Qui il sacrificio viene compiuto in nome del quieto vivere e per mano di gente comune in un paesino di campagna anonimo durante un’estate anomala, di quelle che rimangono nella memoria collettiva a causa di un caldo e di una siccità che potrebbero far perdere un intero raccolto. Quella che si abbatte sul paesino fa ardere l’asfalto, bruciare i campi, boccheggiare gli abitanti. La canicola è opprimente, genera tensioni e alimenta il malcontento, soprattutto verso una persona in particolare di nome Josef, un ragazzo con qualche disturbo comportamentale, di famiglia gitana, che ha tutte le caratteristiche per diventare il capro espiatorio sul quale sfogare la rabbia e le frustrazioni. In fondo è colpa sua se le cose vanno male. Se non ci fosse, sarebbe meglio. E quando ne viene rinvenuto il cadavere, è chiaro che qualcuno dalle parole è passato ai fatti. Con il ritrovamento della salma la storia cambia tono e registro, passando dal dramma al thriller, acquistando una nuova spinta propulsiva. E la mente tona a film come il sottovalutato Padroni di casa o allo strepitoso La quinta stagione.

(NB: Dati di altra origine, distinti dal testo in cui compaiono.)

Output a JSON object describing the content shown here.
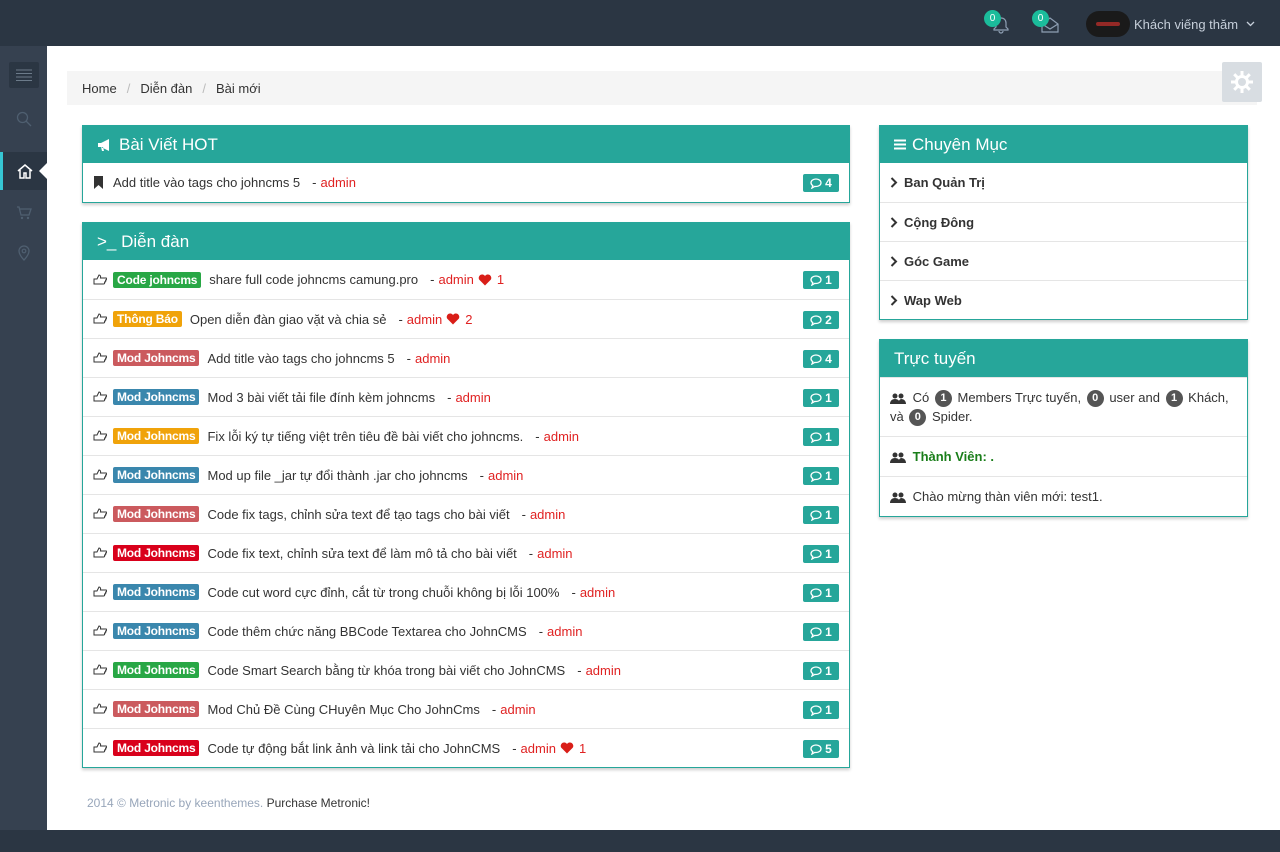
{
  "topbar": {
    "notification_count": "0",
    "message_count": "0",
    "username": "Khách viếng thăm"
  },
  "breadcrumb": [
    "Home",
    "Diễn đàn",
    "Bài mới"
  ],
  "hot": {
    "title": "Bài Viết HOT",
    "items": [
      {
        "title": "Add title vào tags cho johncms 5",
        "author": "admin",
        "count": "4"
      }
    ]
  },
  "forum": {
    "title": ">_ Diễn đàn",
    "items": [
      {
        "label": "Code johncms",
        "label_color": "#28a745",
        "title": "share full code johncms camung.pro",
        "author": "admin",
        "likes": "1",
        "count": "1"
      },
      {
        "label": "Thông Báo",
        "label_color": "#f0a30a",
        "title": "Open diễn đàn giao vặt và chia sẻ",
        "author": "admin",
        "likes": "2",
        "count": "2"
      },
      {
        "label": "Mod Johncms",
        "label_color": "#cb5a5e",
        "title": "Add title vào tags cho johncms 5",
        "author": "admin",
        "likes": "",
        "count": "4"
      },
      {
        "label": "Mod Johncms",
        "label_color": "#3a87ad",
        "title": "Mod 3 bài viết tải file đính kèm johncms",
        "author": "admin",
        "likes": "",
        "count": "1"
      },
      {
        "label": "Mod Johncms",
        "label_color": "#f0a30a",
        "title": "Fix lỗi ký tự tiếng việt trên tiêu đề bài viết cho johncms.",
        "author": "admin",
        "likes": "",
        "count": "1"
      },
      {
        "label": "Mod Johncms",
        "label_color": "#3a87ad",
        "title": "Mod up file _jar tự đổi thành .jar cho johncms",
        "author": "admin",
        "likes": "",
        "count": "1"
      },
      {
        "label": "Mod Johncms",
        "label_color": "#cb5a5e",
        "title": "Code fix tags, chỉnh sửa text để tạo tags cho bài viết",
        "author": "admin",
        "likes": "",
        "count": "1"
      },
      {
        "label": "Mod Johncms",
        "label_color": "#d9001b",
        "title": "Code fix text, chỉnh sửa text để làm mô tả cho bài viết",
        "author": "admin",
        "likes": "",
        "count": "1"
      },
      {
        "label": "Mod Johncms",
        "label_color": "#3a87ad",
        "title": "Code cut word cực đỉnh, cắt từ trong chuỗi không bị lỗi 100%",
        "author": "admin",
        "likes": "",
        "count": "1"
      },
      {
        "label": "Mod Johncms",
        "label_color": "#3a87ad",
        "title": "Code thêm chức năng BBCode Textarea cho JohnCMS",
        "author": "admin",
        "likes": "",
        "count": "1"
      },
      {
        "label": "Mod Johncms",
        "label_color": "#28a745",
        "title": "Code Smart Search bằng từ khóa trong bài viết cho JohnCMS",
        "author": "admin",
        "likes": "",
        "count": "1"
      },
      {
        "label": "Mod Johncms",
        "label_color": "#cb5a5e",
        "title": "Mod Chủ Đề Cùng CHuyên Mục Cho JohnCms",
        "author": "admin",
        "likes": "",
        "count": "1"
      },
      {
        "label": "Mod Johncms",
        "label_color": "#d9001b",
        "title": "Code tự động bắt link ảnh và link tải cho JohnCMS",
        "author": "admin",
        "likes": "1",
        "count": "5"
      }
    ]
  },
  "categories": {
    "title": "Chuyên Mục",
    "items": [
      "Ban Quản Trị",
      "Cộng Đông",
      "Góc Game",
      "Wap Web"
    ]
  },
  "online": {
    "title": "Trực tuyến",
    "prefix": "Có",
    "members": "1",
    "members_text": "Members Trực tuyến,",
    "users": "0",
    "users_text": "user and",
    "guests": "1",
    "guests_text": "Khách, và",
    "spiders": "0",
    "spiders_text": "Spider.",
    "member_title": "Thành Viên: .",
    "welcome": "Chào mừng thàn viên mới: test1."
  },
  "footer": {
    "copyright": "2014 © Metronic by keenthemes.",
    "purchase": "Purchase Metronic!"
  },
  "colors": {
    "accent": "#26a69a",
    "author": "#e02222",
    "topbar": "#2b3643"
  }
}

Jacoulot parte da fatti realmente accaduti nella regione dove è nato, ma che per scelta ed esigenze drammaturgiche ha preferito cambiare di identità e di topografia. In fondo il paesino dove si verificano i fatti al centro di Coup de chaud potrebbe essere ovunque, con modus operandi, ideologie e chiusure tristemente universali, che ci mettono costantemente a contatto con il cuore di tenebra di ognuno di noi. È questo livello di catarsi a cui ci sottopone il film, insieme alla suspense crescente, il punto di forza di un’opera dove sono tutti e allo stesso tempo, ciascuno a proprio modo, vittime e carnefici, innocenti e colpevoli. Allo spettatore il compito più arduo, vale a dire quello di scegliere da quale parte stare.